Placeholding: The Tamir Rice Gazebo and the Racialized Landscape of Leisure
This talk takes as its starting point Theaster Gates’s South Side Chicago installation of the gazebo removed from a park in Cleveland where twelve-year-old Tamir Rice was murdered by Cleveland police. In the chapter, I contextualize the gazebo by examining the place of gardens and garden structures in American cultural history, particularly in relation to Cleveland’s racialized landscape; to Atlantic histories of race, land, and leisure; and to the “eastern” exoticism implied by the term “gazebo” and its history.
About the speaker
Rebecca Zorach is Mary Jane Crowe Professor in Art and Art History at Northwestern University.
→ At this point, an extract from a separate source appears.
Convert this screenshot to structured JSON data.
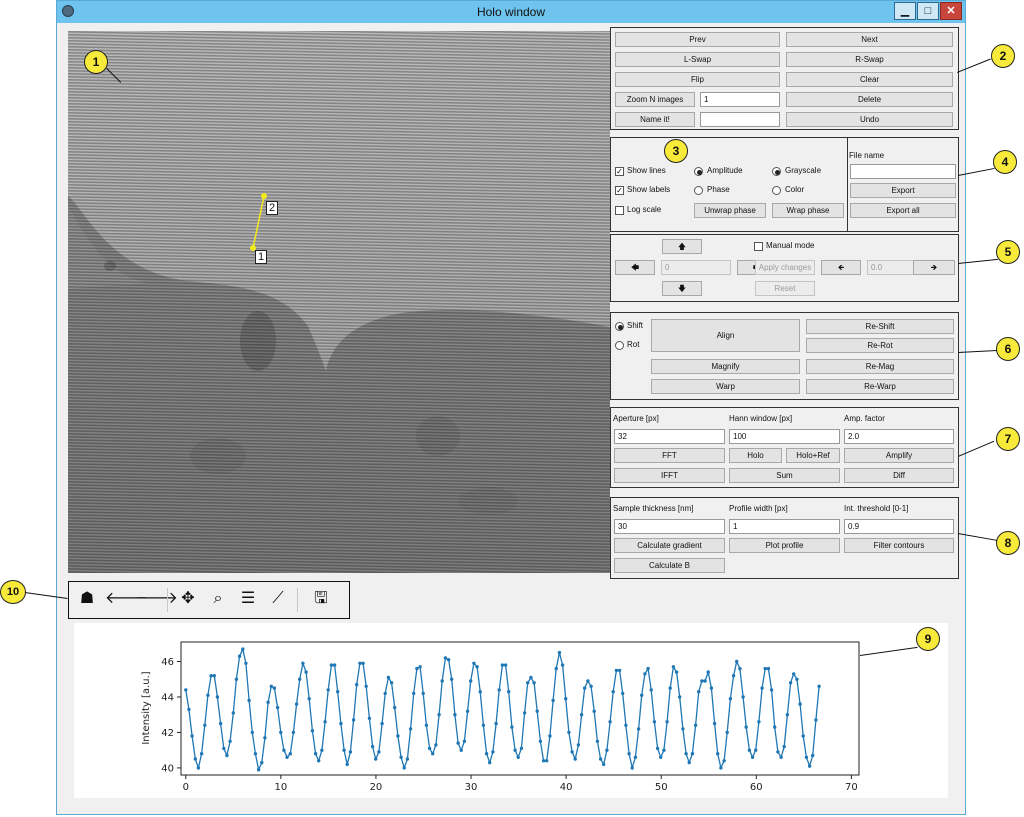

She teaches and writes on early modern European art, contemporary activist art, and art of the 1960s and ’70s, with particular interests in print media and murals, feminist and queer theory, and the Black Arts Movement. Zorach coedited The Wall of Respect: Public Art and Black Liberation in 1960s Chicago (Northwestern University Press, 2017) with Abdul Alkalimat and Romi Crawford, and is the author of Art for People’s Sake: Artists, Community, and Black Chicago 1965–75 (Duke University Press, 2019).